Decoding Biological Complexity
Accelerating drug discovery with Virtual Cells: simulating life to unlock new treatments
Building a "Virtual Cell" could revolutionize drug development by digitally simulating a living cell’s complex inner workings, from protein interactions to genetic responses. This digital model would allow researchers to quickly test drug effects, predict side effects, and simulate disease conditions—cutting down the time, cost, and risk associated with traditional lab trials. By incorporating data from large-scale omics data, both publicly and from our lab, the Virtual Cell will give researchers a powerful tool to identify new biology and refine drug candidates early, aiming for tailored therapies with higher success rates. It’s a bold leap toward revolutionizing biological and drug discovery.

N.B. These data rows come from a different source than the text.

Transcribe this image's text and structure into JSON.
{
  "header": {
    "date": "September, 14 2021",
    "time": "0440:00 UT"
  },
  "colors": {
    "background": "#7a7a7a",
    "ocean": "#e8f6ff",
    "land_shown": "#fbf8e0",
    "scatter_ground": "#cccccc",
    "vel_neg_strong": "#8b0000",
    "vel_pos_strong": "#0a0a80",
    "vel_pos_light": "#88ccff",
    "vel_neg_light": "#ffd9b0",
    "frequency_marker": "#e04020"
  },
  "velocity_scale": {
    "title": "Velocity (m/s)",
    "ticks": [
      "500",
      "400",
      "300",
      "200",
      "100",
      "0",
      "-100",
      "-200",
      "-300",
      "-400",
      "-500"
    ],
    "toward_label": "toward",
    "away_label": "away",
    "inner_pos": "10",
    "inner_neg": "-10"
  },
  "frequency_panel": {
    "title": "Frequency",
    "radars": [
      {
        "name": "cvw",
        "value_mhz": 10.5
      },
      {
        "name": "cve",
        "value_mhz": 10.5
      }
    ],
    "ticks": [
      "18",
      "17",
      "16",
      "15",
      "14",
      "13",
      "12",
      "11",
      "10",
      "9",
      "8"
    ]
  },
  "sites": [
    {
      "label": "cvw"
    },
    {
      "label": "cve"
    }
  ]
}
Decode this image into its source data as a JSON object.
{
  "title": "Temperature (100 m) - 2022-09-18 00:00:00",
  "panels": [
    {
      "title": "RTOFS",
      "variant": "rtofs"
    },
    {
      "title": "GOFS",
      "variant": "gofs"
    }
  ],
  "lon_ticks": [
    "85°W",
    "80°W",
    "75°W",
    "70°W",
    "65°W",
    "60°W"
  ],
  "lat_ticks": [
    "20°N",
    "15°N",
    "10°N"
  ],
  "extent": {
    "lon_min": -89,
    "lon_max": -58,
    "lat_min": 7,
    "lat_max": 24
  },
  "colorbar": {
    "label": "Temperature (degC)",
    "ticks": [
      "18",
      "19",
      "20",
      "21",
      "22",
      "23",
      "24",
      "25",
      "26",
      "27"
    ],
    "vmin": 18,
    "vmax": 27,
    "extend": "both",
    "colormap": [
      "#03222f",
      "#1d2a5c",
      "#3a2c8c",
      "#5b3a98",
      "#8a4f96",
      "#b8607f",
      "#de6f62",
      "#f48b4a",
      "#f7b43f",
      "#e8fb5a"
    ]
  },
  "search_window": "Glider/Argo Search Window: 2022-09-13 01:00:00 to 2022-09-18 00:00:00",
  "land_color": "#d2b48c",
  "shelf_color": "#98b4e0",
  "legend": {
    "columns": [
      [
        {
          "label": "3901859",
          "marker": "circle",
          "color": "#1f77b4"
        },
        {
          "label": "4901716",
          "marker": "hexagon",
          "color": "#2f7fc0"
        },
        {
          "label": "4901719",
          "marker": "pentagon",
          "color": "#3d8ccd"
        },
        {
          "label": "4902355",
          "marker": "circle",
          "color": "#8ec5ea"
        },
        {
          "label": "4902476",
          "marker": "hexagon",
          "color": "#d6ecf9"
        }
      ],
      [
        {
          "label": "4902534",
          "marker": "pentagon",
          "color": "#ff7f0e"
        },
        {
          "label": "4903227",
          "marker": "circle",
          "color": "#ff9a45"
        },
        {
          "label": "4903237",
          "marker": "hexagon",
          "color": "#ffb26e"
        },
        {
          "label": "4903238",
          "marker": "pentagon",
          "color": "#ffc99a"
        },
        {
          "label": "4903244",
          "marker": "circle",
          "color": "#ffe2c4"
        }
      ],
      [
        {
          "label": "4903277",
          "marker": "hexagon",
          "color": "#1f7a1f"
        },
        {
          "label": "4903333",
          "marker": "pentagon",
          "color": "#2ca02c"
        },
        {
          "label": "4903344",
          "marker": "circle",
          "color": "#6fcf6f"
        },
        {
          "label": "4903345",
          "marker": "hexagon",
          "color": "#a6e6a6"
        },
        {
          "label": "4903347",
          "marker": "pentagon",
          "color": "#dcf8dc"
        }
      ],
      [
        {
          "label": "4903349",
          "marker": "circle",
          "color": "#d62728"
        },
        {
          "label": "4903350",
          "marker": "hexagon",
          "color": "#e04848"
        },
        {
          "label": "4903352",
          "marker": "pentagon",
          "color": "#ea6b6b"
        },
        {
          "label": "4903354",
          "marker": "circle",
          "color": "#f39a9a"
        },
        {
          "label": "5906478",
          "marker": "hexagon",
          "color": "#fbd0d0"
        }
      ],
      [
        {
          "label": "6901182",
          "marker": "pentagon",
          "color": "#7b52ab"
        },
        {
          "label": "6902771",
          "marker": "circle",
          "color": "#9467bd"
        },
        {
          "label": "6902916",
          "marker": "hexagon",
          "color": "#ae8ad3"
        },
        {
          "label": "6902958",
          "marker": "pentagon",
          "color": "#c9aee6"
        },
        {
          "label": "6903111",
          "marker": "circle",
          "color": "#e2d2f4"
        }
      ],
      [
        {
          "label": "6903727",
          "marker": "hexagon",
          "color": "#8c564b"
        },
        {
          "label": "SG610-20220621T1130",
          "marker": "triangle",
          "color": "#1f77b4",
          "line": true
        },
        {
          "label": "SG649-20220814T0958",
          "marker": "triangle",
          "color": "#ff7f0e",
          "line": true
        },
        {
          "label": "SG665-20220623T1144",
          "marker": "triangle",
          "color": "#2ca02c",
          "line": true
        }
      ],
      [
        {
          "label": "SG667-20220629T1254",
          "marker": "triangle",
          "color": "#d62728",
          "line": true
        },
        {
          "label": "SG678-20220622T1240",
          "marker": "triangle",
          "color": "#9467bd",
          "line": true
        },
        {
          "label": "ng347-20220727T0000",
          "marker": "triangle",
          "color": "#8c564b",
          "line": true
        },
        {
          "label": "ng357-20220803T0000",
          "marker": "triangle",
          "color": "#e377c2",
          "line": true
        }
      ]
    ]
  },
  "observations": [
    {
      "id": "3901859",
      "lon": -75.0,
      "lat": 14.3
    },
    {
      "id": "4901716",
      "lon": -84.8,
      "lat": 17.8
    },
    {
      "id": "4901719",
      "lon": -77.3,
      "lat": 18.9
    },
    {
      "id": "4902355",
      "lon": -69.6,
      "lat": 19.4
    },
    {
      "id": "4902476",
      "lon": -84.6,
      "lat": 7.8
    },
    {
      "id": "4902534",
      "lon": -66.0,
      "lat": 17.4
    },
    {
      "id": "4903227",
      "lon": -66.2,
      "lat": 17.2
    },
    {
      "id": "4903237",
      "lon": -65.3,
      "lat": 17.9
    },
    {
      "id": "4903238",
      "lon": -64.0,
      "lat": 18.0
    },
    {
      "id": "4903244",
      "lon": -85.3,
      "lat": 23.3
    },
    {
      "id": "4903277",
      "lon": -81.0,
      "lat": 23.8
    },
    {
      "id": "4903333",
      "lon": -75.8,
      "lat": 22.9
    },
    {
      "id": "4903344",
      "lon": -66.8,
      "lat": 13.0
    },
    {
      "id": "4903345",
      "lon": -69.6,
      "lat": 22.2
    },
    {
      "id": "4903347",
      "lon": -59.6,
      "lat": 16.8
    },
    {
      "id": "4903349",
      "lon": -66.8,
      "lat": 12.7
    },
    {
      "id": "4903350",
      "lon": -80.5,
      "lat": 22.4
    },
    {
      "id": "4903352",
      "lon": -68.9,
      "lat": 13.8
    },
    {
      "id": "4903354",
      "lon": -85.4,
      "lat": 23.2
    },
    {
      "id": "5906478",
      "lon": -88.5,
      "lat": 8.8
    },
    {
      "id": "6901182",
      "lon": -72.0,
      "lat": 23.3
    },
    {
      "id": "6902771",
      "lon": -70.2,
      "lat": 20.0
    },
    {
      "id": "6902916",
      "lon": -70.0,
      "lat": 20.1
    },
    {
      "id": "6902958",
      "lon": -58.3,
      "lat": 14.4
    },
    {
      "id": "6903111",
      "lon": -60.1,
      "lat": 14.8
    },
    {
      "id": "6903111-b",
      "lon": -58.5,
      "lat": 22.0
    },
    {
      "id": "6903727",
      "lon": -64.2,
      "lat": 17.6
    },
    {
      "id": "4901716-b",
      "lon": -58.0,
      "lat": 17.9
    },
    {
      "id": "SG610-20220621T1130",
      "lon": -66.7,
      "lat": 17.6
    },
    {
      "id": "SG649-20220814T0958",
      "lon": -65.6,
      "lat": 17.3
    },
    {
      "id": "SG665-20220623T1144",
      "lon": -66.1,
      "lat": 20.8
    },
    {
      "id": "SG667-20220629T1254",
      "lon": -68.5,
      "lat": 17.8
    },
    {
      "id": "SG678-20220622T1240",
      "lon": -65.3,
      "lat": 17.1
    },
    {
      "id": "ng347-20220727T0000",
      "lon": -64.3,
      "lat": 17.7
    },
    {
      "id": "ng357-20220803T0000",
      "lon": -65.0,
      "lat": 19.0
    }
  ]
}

Using LLMs to revolutionize directed evolution and protein engineering.
Large language models are revolutionizing directed evolution and protein engineering. These cutting-edge AI tools predict how amino acid changes influence protein functions, significantly speeding up the design of novel proteins and enzymes. This innovative approach not only enhances efficiency but also paves the way for exciting breakthroughs in biotechnology’s next generation.